Guerras relacionadas con Corea del Norte

Corea del Norte es un estado nuclear altamente provocador y ha mostrado disposición a luchar junto a sus aliados contra Estados Unidos. Posee misiles capaces de llevar ojivas nucleares y atacar el territorio estadounidense (aunque su fiabilidad actual sigue siendo limitada), pero en los próximos cinco años esta capacidad mejorará significativamente. Corea del Norte tiene relaciones cercanas con China y Rusia, lo que podría convertirla en una fuerza eficaz de代理. Al mismo tiempo, Corea del Norte es muy agresiva en mostrar y desarrollar su capacidad de misiles, pero no tiende a vender armas relacionadas a otros países. Creo que la probabilidad de que ocurra algún tipo de conflicto militar en los próximos cinco años es del 40% al 50%.

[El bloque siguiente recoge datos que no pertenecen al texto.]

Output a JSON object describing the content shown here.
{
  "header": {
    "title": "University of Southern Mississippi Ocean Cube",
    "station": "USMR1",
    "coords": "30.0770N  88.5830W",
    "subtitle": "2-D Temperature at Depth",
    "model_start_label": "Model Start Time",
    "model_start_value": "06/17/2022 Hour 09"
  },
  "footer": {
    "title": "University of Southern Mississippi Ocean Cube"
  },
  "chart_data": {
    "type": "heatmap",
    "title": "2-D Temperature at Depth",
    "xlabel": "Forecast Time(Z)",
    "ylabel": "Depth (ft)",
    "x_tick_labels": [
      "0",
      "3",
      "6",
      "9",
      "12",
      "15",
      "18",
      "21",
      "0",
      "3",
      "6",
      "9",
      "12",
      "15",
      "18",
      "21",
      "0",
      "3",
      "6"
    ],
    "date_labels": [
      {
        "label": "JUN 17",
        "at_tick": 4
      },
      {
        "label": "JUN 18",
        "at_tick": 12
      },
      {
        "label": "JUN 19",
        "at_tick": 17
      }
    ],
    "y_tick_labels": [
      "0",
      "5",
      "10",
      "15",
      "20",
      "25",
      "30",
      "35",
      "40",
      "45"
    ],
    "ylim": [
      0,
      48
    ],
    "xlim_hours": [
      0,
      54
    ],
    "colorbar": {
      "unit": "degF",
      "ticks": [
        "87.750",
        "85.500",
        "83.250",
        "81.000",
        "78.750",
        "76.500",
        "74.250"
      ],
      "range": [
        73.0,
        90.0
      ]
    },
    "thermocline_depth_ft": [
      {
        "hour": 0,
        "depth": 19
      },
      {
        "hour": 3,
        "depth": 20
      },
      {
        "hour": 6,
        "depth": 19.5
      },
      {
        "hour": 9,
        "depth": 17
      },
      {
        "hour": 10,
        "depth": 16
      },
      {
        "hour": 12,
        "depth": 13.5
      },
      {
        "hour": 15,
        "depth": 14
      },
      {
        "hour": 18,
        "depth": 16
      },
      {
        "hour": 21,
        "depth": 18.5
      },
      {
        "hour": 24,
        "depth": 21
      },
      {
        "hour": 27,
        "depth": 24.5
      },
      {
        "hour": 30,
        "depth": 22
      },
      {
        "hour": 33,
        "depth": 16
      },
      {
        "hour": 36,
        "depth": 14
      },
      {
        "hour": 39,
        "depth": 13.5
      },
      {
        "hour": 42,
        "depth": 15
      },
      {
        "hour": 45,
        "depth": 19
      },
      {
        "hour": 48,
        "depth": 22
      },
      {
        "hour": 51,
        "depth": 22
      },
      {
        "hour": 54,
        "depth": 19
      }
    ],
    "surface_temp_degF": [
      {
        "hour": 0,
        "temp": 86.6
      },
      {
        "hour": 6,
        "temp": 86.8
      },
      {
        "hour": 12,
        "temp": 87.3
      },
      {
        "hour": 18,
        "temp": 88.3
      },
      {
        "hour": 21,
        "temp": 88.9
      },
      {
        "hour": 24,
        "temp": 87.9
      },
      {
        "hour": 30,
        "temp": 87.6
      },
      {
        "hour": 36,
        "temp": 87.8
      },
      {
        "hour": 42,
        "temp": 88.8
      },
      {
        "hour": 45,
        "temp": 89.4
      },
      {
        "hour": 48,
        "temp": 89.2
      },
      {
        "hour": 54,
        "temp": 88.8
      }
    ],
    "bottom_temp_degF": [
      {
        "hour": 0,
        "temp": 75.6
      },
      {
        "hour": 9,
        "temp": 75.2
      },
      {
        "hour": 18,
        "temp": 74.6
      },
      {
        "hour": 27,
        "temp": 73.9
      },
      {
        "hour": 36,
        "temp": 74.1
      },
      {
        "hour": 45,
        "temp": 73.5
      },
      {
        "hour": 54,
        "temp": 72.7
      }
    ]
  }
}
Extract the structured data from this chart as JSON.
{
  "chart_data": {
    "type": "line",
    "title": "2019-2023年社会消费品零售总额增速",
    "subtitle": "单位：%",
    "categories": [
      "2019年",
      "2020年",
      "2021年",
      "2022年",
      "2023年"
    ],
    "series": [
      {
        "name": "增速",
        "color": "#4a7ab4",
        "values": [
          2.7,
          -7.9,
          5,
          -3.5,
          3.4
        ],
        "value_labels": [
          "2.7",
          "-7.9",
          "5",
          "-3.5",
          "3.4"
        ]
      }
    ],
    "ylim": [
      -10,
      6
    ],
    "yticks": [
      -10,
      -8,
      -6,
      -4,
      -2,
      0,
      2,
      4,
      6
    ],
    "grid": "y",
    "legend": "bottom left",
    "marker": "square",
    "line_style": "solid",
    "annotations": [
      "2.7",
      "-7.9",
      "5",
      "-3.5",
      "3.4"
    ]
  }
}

Conflicto en el Mar del Sur de China—Filipinas—China—Estados Unidos

Estados Unidos y Filipinas tienen un tratado de defensa similar al de la OTAN, y al mismo tiempo, la guardia costera china y Filipinas han tenido múltiples enfrentamientos, lo que podría involucrar aún más a la Marina de los Estados Unidos en la región. El umbral para desencadenar un conflicto es en realidad muy bajo: por ejemplo, una colisión de barcos, un ataque chino a barcos filipinos, la implementación de un bloqueo o un incidente con misiles; una vez que ocurra, Estados Unidos enfrentará la presión de cumplir con sus obligaciones del tratado. Sin embargo, los votantes en Estados Unidos pueden no apoyar tal intervención militar, lo que pondrá a la dirección estadounidense en una elección extremadamente difícil y simbólicamente significativa. Creo que la probabilidad de que este conflicto ocurra en los próximos cinco años es de aproximadamente el 30%.

En general, en estos posibles conflictos, la probabilidad de que al menos uno ocurra en los próximos cinco años, en mi opinión, supera el 50%.